Não se resolve o problema da violência construindo mais prisões. E não se resolve o problema das organizadas prendendo todos seus membros, pelo menos não no Brasil. Aqui, o buraco é mais embaixo. Se todos forem presos, novos organizados vão surgir e os antigos vão dar um jeito de voltarem, justamente pela conjunção de questões anteriormente citadas. Na Europa, há casos de modelos punitivos que deram certo, banindo alguns indivíduos de estádios, por exemplo. Mas a situação deles é bem diferente da brasileira. Não há saída fácil. Certamente que algumas medidas podem ser tomadas para evitar brigas generalizadas, como policiamento reforçado, redução da carga de ingressos da torcida visitante, banimento de brigões recorrentes, mas é preciso reforçar que elas são apenas ações paliativas, já que a violência no Brasil está bem longe do fim.

Surge então o oportunismo dos comentaristas reaças que dominam a programação das mesas redondas dos canais de TV brasileiros, generalizando todo torcedor que sai de seu assento no estádio como selvagem, fazendo vista grossa para a importância da organizada para o espetáculo e pregando abertamente o modelo mais efetivo e ordeiro para banir não só os brigões do estádio, mas todos que não têm dinheiro: a elitização.

Ela veio com as novas arenas e os preços exorbitantes de seus ingressos, e com a medida recente da torcida única, adotada nos clássicos paulistas e que mata um tanto enorme da alma de uma rivalidade... E muito da graça do futebol.
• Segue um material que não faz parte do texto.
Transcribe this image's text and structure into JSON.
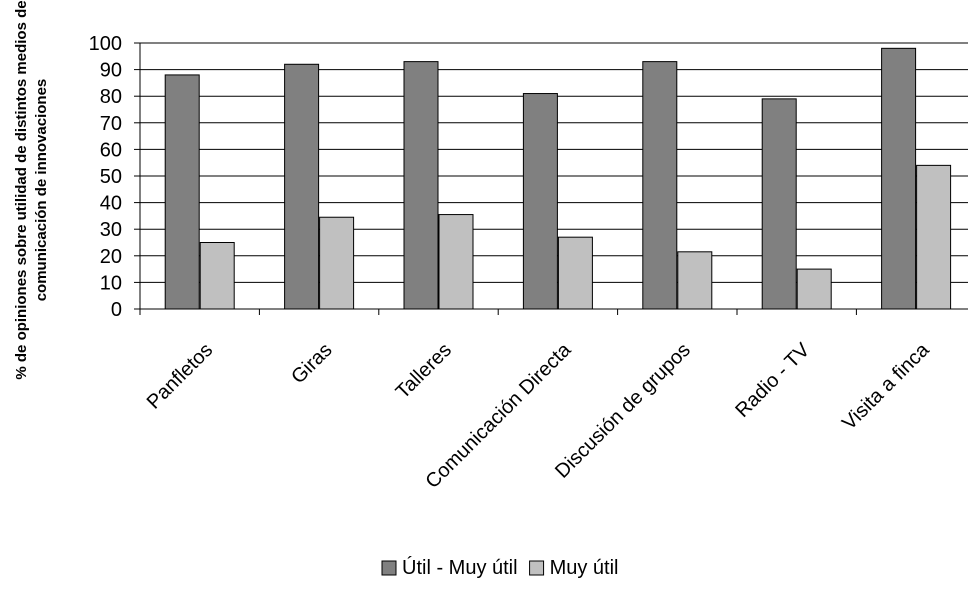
{
  "chart_data": {
    "type": "bar",
    "title": "",
    "ylabel_lines": [
      "% de opiniones sobre utilidad de distintos medios de",
      "comunicación de innovaciones"
    ],
    "xlabel": "",
    "categories": [
      "Panfletos",
      "Giras",
      "Talleres",
      "Comunicación Directa",
      "Discusión de grupos",
      "Radio - TV",
      "Visita a finca"
    ],
    "series": [
      {
        "name": "Útil - Muy útil",
        "values": [
          88,
          92,
          93,
          81,
          93,
          79,
          98
        ],
        "color": "#808080"
      },
      {
        "name": "Muy útil",
        "values": [
          25,
          34.5,
          35.5,
          27,
          21.5,
          15,
          54
        ],
        "color": "#c0c0c0"
      }
    ],
    "ylim": [
      0,
      100
    ],
    "yticks": [
      0,
      10,
      20,
      30,
      40,
      50,
      60,
      70,
      80,
      90,
      100
    ],
    "grid": true,
    "legend_position": "bottom"
  }
}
Para não correr riscos no ambiente em que está tornando seu, a elite pretende transformar os estádios em ambientes assépticos, insossos e brancos.

Defensores do jeito confortável e americanizado de torcer, os comentaristas reaças defendem cadeia para todos os organizados sem perceber que não é tapando os olhos para a violência que se chega a algum lugar; querem torcidas sentadas nas poltronas e consumidoras na região em que mais se torce com a paixão em todo o mundo; querem banir os brigões dos estádios levando todos os pobres junto.